Recently, Honey Boo-Boo made an appearance with her mother, Mama June, on The Doctors. On the show, doctors discussed Honey Boo-Boo's health with her mother. They explained how her weight was contributing to her already problematic asthma and could put her at risk for a number of other health complications – especially as she grows older. In order to help combat her weight problem, the show sent a nutritionist to her home to help her learn new healthy eating habits, along with a chef to teach her and her mother to cook healthier meals. But is this enough to solve her health problems on a long-term basis?
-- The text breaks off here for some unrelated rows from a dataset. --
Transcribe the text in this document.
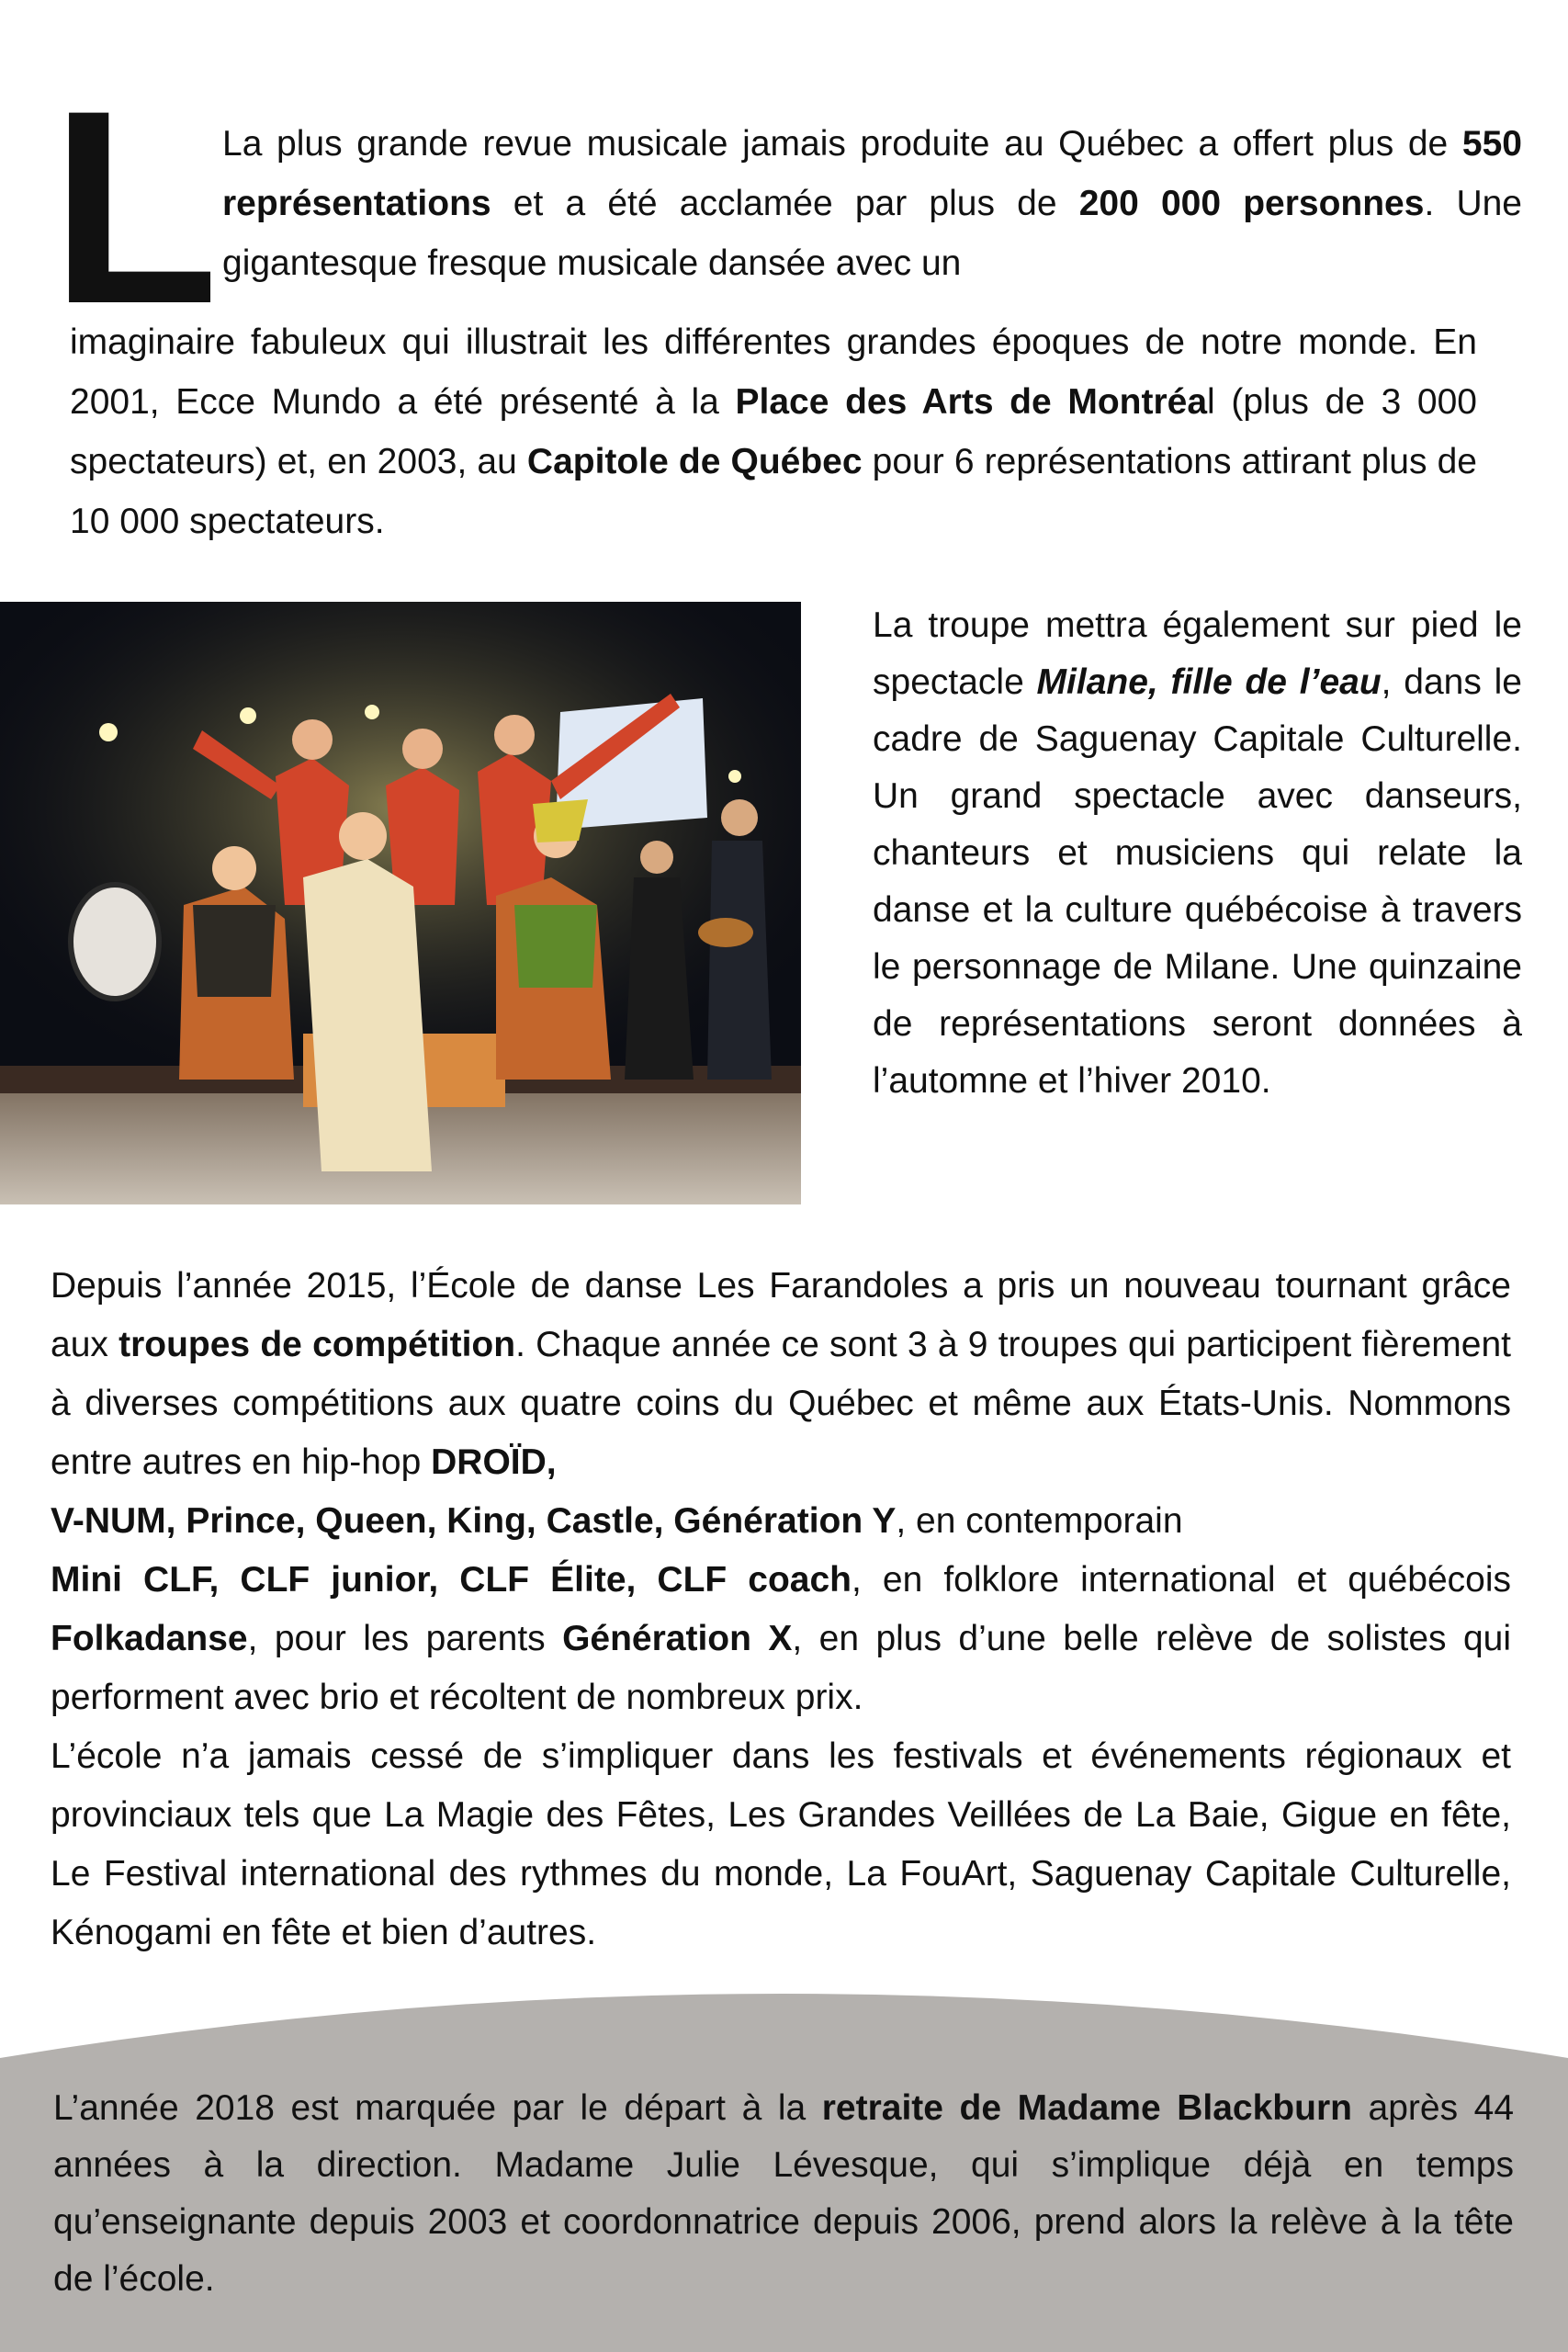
L La plus grande revue musicale jamais produite au Québec a offert plus de 550 représentations et a été acclamée par plus de 200 000 personnes. Une gigantesque fresque musicale dansée avec un

imaginaire fabuleux qui illustrait les différentes grandes époques de notre monde. En 2001, Ecce Mundo a été présenté à la Place des Arts de Montréal (plus de 3 000 spectateurs) et, en 2003, au Capitole de Québec pour 6 représentations attirant plus de 10 000 spectateurs.

La troupe mettra également sur pied le spectacle Milane, fille de l’eau, dans le cadre de Saguenay Capitale Culturelle. Un grand spectacle avec danseurs, chanteurs et musiciens qui relate la danse et la culture québécoise à travers le personnage de Milane. Une quinzaine de représentations seront données à l’automne et l’hiver 2010.

Depuis l’année 2015, l’École de danse Les Farandoles a pris un nouveau tournant grâce aux troupes de compétition. Chaque année ce sont 3 à 9 troupes qui participent fièrement à diverses compétitions aux quatre coins du Québec et même aux États-Unis. Nommons entre autres en hip-hop DROÏD,
V-NUM, Prince, Queen, King, Castle, Génération Y, en contemporain
Mini CLF, CLF junior, CLF Élite, CLF coach, en folklore international et québécois Folkadanse, pour les parents Génération X, en plus d’une belle relève de solistes qui performent avec brio et récoltent de nombreux prix.
L’école n’a jamais cessé de s’impliquer dans les festivals et événements régionaux et provinciaux tels que La Magie des Fêtes, Les Grandes Veillées de La Baie, Gigue en fête, Le Festival international des rythmes du monde, La FouArt, Saguenay Capitale Culturelle, Kénogami en fête et bien d’autres.

L’année 2018 est marquée par le départ à la retraite de Madame Blackburn après 44 années à la direction. Madame Julie Lévesque, qui s’implique déjà en temps qu’enseignante depuis 2003 et coordonnatrice depuis 2006, prend alors la relève à la tête de l’école.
Eating healthy and exercising regularly are certainly great starts and a necessity for weight loss and fitness. However, in some cases these aren't enough to make a lasting impact. It is evident that Honey Boo-Boo has struggled with her weight for many years. This could indicate that her weight issues stem from larger problems that go beyond her unhealthy eating habits and lack of exercise. Although she is currently too young to consider weight-loss surgery at the moment (it is recommended that children wait until they are at least 13 to ensure that their bodies are finished growing), it may be something for her to consider in the future.
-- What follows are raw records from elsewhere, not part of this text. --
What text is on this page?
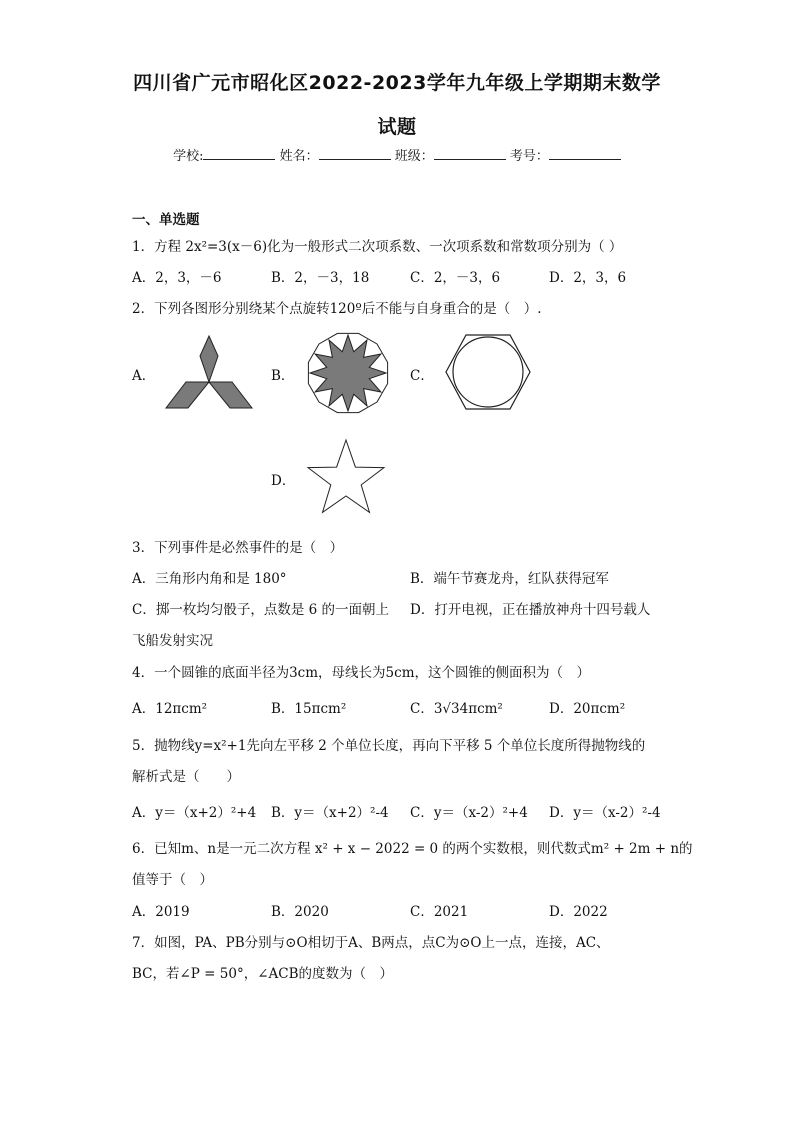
四川省广元市昭化区2022-2023学年九年级上学期期末数学
试题
学校:	姓名：	班级：	考号：
一、单选题
1．方程 2x²=3(x－6)化为一般形式二次项系数、一次项系数和常数项分别为（ ）
A．2，3，－6	B．2，－3，18	C．2，－3，6	D．2，3，6
2．下列各图形分别绕某个点旋转120º后不能与自身重合的是（　）.
A．	B．	C．
D．
3．下列事件是必然事件的是（　）
A．三角形内角和是 180°	B．端午节赛龙舟，红队获得冠军
C．掷一枚均匀骰子，点数是 6 的一面朝上 D．打开电视，正在播放神舟十四号载人
飞船发射实况
4．一个圆锥的底面半径为3cm，母线长为5cm，这个圆锥的侧面积为（　）
A．12πcm²	B．15πcm²	C．3√34πcm²	D．20πcm²
5．抛物线y=x²+1先向左平移 2 个单位长度，再向下平移 5 个单位长度所得抛物线的
解析式是（　　）
A．y＝（x+2）²+4 B．y＝（x+2）²-4 C．y＝（x-2）²+4 D．y＝（x-2）²-4
6．已知m、n是一元二次方程 x² + x − 2022 = 0 的两个实数根，则代数式m² + 2m + n的
值等于（　）
A．2019	B．2020	C．2021	D．2022
7．如图，PA、PB分别与⊙O相切于A、B两点，点C为⊙O上一点，连接，AC、
BC，若∠P = 50°，∠ACB的度数为（　）
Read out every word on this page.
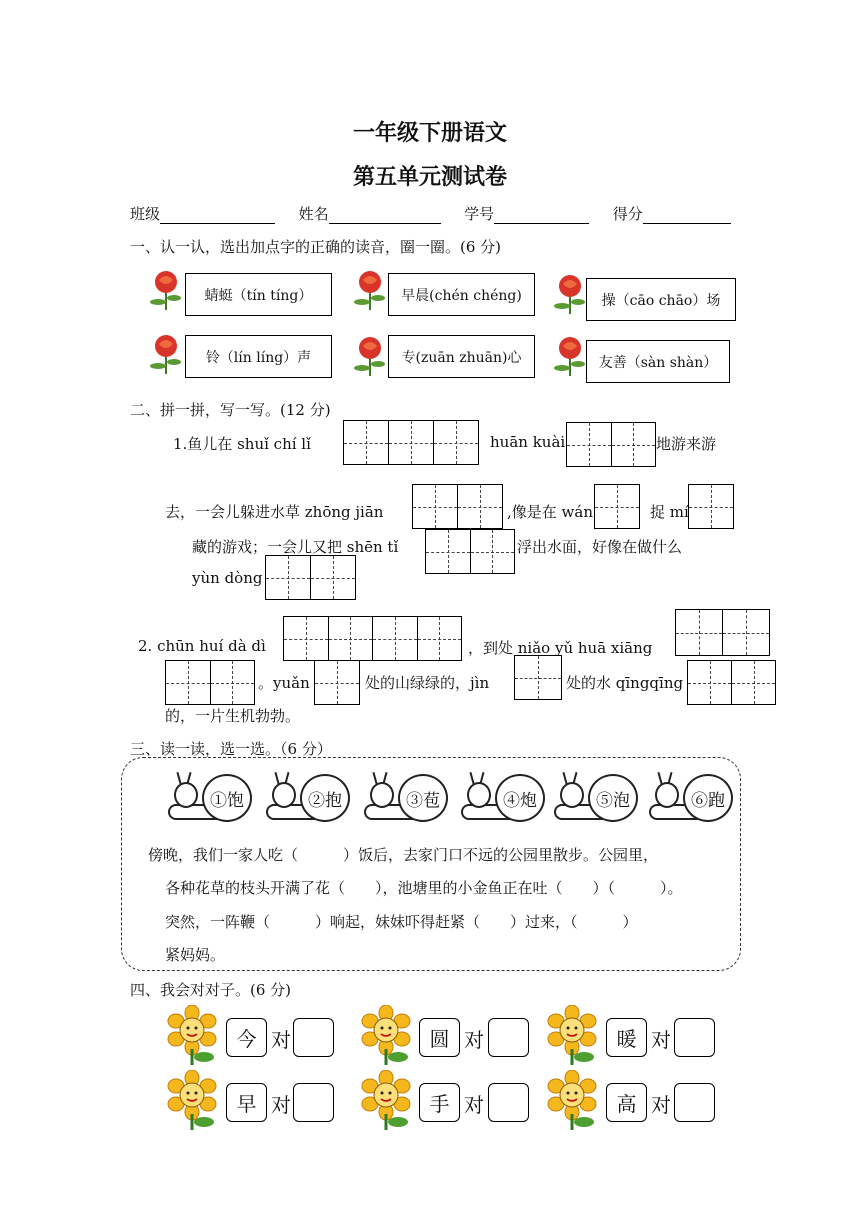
一年级下册语文
第五单元测试卷
班级	姓名	学号	得分
一、认一认，选出加点字的正确的读音，圈一圈。(6 分)
蜻蜓（tín tíng）	早晨(chén chéng)	操（cāo chāo）场
铃（lín líng）声	专(zuān zhuān)心	友善（sàn shàn）
二、拼一拼，写一写。(12 分)
1.鱼儿在 shuǐ chí lǐ	huān kuài	地游来游
去，一会儿躲进水草 zhōng jiān	,像是在 wán	捉 mí
藏的游戏；一会儿又把 shēn tǐ	浮出水面，好像在做什么
yùn dòng
2. chūn huí dà dì	，到处 niǎo yǔ huā xiāng
。yuǎn	处的山绿绿的，jìn	处的水 qīngqīng
的，一片生机勃勃。
三、读一读，选一选。（6 分）
①饱	②抱	③苞	④炮	⑤泡	⑥跑
傍晚，我们一家人吃（　　　）饭后，去家门口不远的公园里散步。公园里，
各种花草的枝头开满了花（　　），池塘里的小金鱼正在吐（　　）（　　　）。
突然，一阵鞭（　　　）响起，妹妹吓得赶紧（　　）过来，（　　　）
紧妈妈。
四、我会对对子。(6 分)
今 对	圆 对	暖 对
早 对	手 对	高 对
Weight loss surgery, such as bariatric surgery in Oklahoma City has been proven to be beneficial for both adults and children alike who have struggled with weight-related issues. What makes this different from simply eating healthy and exercising is that bariatric surgery comes in various forms, including gastric bands, gastric bypass, and lap band surgery. Depending on which form you choose, the surgery could involve reducing the size of the stomach, re-routing the small intestine and stomach pouch, and more. Patients who undergo these surgeries report drastic weight-loss, smaller appetites, and an overall improvement in both their health and quality of life.


Once Honey Boo-Boo enters her teens and finishes growing, if she is still struggling to control her weight, she and her mother should certainly look into bariatric weight loss surgery. This surgery would offer a long-term weight loss plan that could help reduce her mortality rate by up to 15% and improve her overall quality of life. While it may seem dangerous to perform such a life-changing surgery on someone so young, this surgery is actually very safe, and has few to no risks associated with it. 

In fact, bariatric bypass surgery has already been performed on many children, and the number is expected to increase. India has already performed as many as 18,000 surgeries on children in the past year. Saudi Arabia may take the cake for performing the surgery on the youngest patient: a five year old child. In the United States, 12 is usually the youngest age at which the surgery is performed. There were an estimated 800 surgeries performed on children in the past year, but the number is expected to rise. More and more children have come in with their parents for consultations and queries regarding the procedures. Bariatric weight loss surgery is safe for both adults and children alike, and it may even hold the key to combating childhood obesity once and for all.